Dick WalkerPATH
Dick Walker is the Director of the Enteric Vaccine Initiative at PATH, a global nonprofit dedicated to ending health inequity.
In this guest post, Dick Walker—director of the Enteric Vaccine Initiative at PATH’s Vaccine Development Program—writes about how the double-mutant heat-labile toxin is a potential booster for much-needed new vaccines against diarrhea.
The leading bacterial causes of diarrhea are enterotoxigenic Escherichia coli (ETEC) and Shigella, and vaccines against these pathogens could save the lives of up to a half-million children each year. PATH’s enteric vaccine project is working to accelerate the development of several promising vaccine candidates. We are also looking at innovative ways to make these vaccines as effective, practical, and affordable as possible so they can be easily implemented in the developing world.
Adjuvants, ingredients that may enhance the effectiveness of some vaccines, are one important area of focus. PATH is currently involved in research on a highly promising new adjuvant, the double-mutant heat-labile toxin (dmLT), which could open more doors to achieving immunity in the intestine. The dmLT is actually an ETEC antigen (a substance that causes the immune system to produce antibodies against it), so it may offer protection against both diarrhea and intestinal infection when used in conjunction with vaccines that are targeted to mucosal surfaces like the intestine. We aren’t exactly sure why, but children in resource-poor countries often have a lower response rate to mucosal vaccines. A wide range of factors may contribute to this issue, such as the influence of breastfeeding and maternal antibodies, poor nutrition, or increased exposure to intestinal pathogens. An adjuvant like the dmLT may help to bridge this gap in effectiveness.
Right now, we’re working with the National Institutes of Health’s (NIH) Division of Microbiology and Infectious Diseases on a Phase 1 clinical trial using oral doses of dmLT (not in conjunction with a vaccine) in healthy adults. We will have complete results later this year, but the preliminary data are quite promising. Meanwhile, we are about to launch our first Phase 1 trial of the dmLT combined with one of our oral ETEC vaccine candidates.

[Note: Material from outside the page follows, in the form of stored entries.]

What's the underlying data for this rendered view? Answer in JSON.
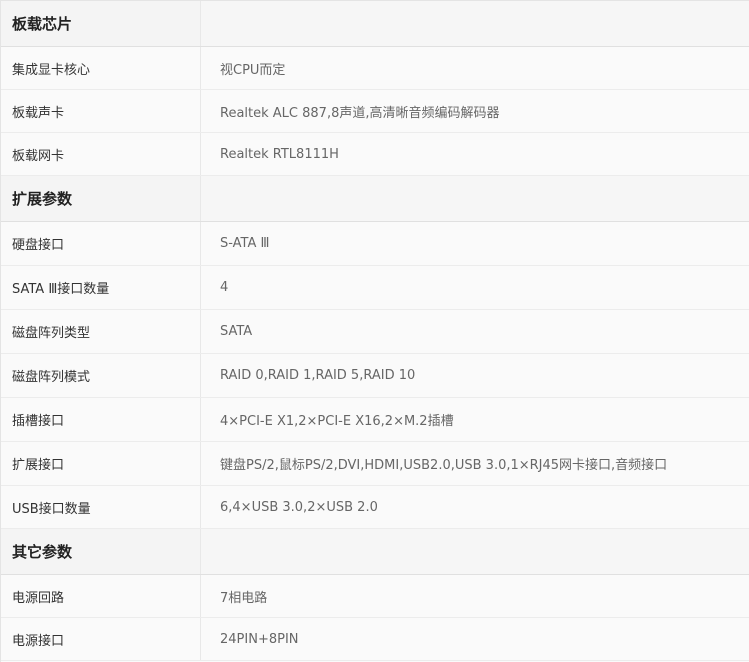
{
  "sections": [
    {
      "title": "板载芯片",
      "rows": [
        {
          "key": "集成显卡核心",
          "value": "视CPU而定"
        },
        {
          "key": "板载声卡",
          "value": "Realtek ALC 887,8声道,高清晰音频编码解码器"
        },
        {
          "key": "板载网卡",
          "value": "Realtek RTL8111H"
        }
      ]
    },
    {
      "title": "扩展参数",
      "rows": [
        {
          "key": "硬盘接口",
          "value": "S-ATA Ⅲ"
        },
        {
          "key": "SATA Ⅲ接口数量",
          "value": "4"
        },
        {
          "key": "磁盘阵列类型",
          "value": "SATA"
        },
        {
          "key": "磁盘阵列模式",
          "value": "RAID 0,RAID 1,RAID 5,RAID 10"
        },
        {
          "key": "插槽接口",
          "value": "4×PCI-E X1,2×PCI-E X16,2×M.2插槽"
        },
        {
          "key": "扩展接口",
          "value": "键盘PS/2,鼠标PS/2,DVI,HDMI,USB2.0,USB 3.0,1×RJ45网卡接口,音频接口"
        },
        {
          "key": "USB接口数量",
          "value": "6,4×USB 3.0,2×USB 2.0"
        }
      ]
    },
    {
      "title": "其它参数",
      "rows": [
        {
          "key": "电源回路",
          "value": "7相电路"
        },
        {
          "key": "电源接口",
          "value": "24PIN+8PIN"
        }
      ]
    }
  ]
}
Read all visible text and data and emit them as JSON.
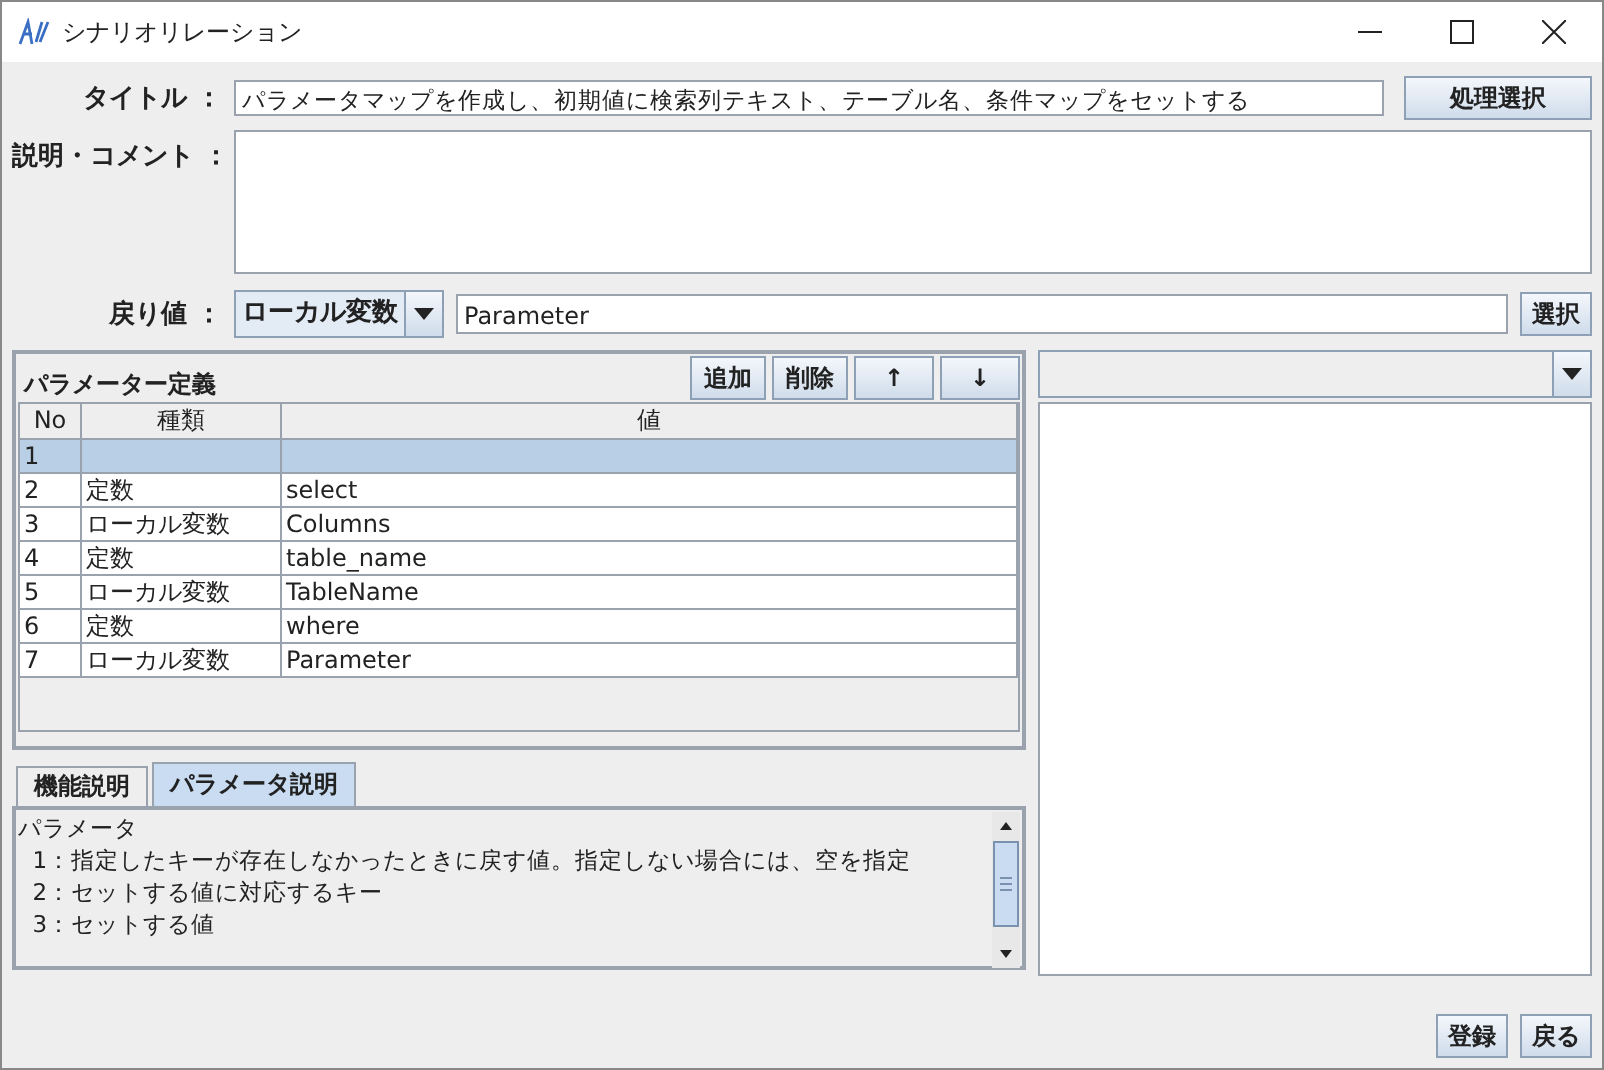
{
  "window": {
    "title": "シナリオリレーション"
  },
  "form": {
    "title_label": "タイトル ：",
    "title_value": "パラメータマップを作成し、初期値に検索列テキスト、テーブル名、条件マップをセットする",
    "select_process_button": "処理選択",
    "comment_label": "説明・コメント ：",
    "return_label": "戻り値 ：",
    "return_type": "ローカル変数",
    "return_value": "Parameter",
    "select_button": "選択"
  },
  "parameters": {
    "title": "パラメーター定義",
    "buttons": [
      {
        "label": "追加"
      },
      {
        "label": "削除"
      },
      {
        "label": "↑"
      },
      {
        "label": "↓"
      }
    ],
    "columns": [
      "No",
      "種類",
      "値"
    ],
    "rows": [
      {
        "no": "1",
        "type": "",
        "value": "",
        "selected": true
      },
      {
        "no": "2",
        "type": "定数",
        "value": "select",
        "selected": false
      },
      {
        "no": "3",
        "type": "ローカル変数",
        "value": "Columns",
        "selected": false
      },
      {
        "no": "4",
        "type": "定数",
        "value": "table_name",
        "selected": false
      },
      {
        "no": "5",
        "type": "ローカル変数",
        "value": "TableName",
        "selected": false
      },
      {
        "no": "6",
        "type": "定数",
        "value": "where",
        "selected": false
      },
      {
        "no": "7",
        "type": "ローカル変数",
        "value": "Parameter",
        "selected": false
      }
    ]
  },
  "help_tabs": [
    {
      "label": "機能説明",
      "selected": false
    },
    {
      "label": "パラメータ説明",
      "selected": true
    }
  ],
  "help_lines": [
    "パラメータ",
    "  1：指定したキーが存在しなかったときに戻す値。指定しない場合には、空を指定",
    "  2：セットする値に対応するキー",
    "  3：セットする値"
  ],
  "footer_buttons": [
    {
      "label": "登録"
    },
    {
      "label": "戻る"
    }
  ]
}
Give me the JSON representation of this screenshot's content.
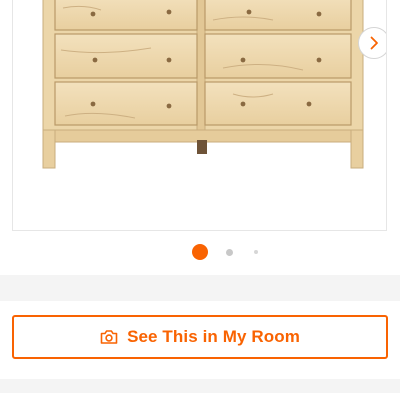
{
  "gallery": {
    "image_subject": "natural-pine-8-drawer-dresser",
    "next_icon": "chevron-right-icon",
    "dot_count": 3,
    "active_index": 0
  },
  "actions": {
    "see_in_room_label": "See This in My Room",
    "see_in_room_icon": "camera-icon"
  },
  "colors": {
    "accent": "#f96302",
    "dot_inactive": "#c8c8c8",
    "dot_faint": "#d6d6d6",
    "band": "#f4f4f4"
  }
}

In addition, we plan to start another Phase 1 trial to test the dmLT intradermally (through the skin), and we would also like to study its use sublingually (under the tongue), to see if these alternative delivery routes can achieve an immune response in the intestine. If preclinical studies accurately predict what will be seen in humans, delivering dmLT in these ways could open up a whole range of possibilities for developing more effective and practical vaccines.
This type of innovative research is critical to moving forward the field of vaccines to address diarrheal disease, and support from the NIH and other partners is critical to this effort. As the dmLT and other promising vaccine technologies progress in their development, we know we are getting ever closer to expanding and improving the arsenal of tools to use in the fight against this major killer of children.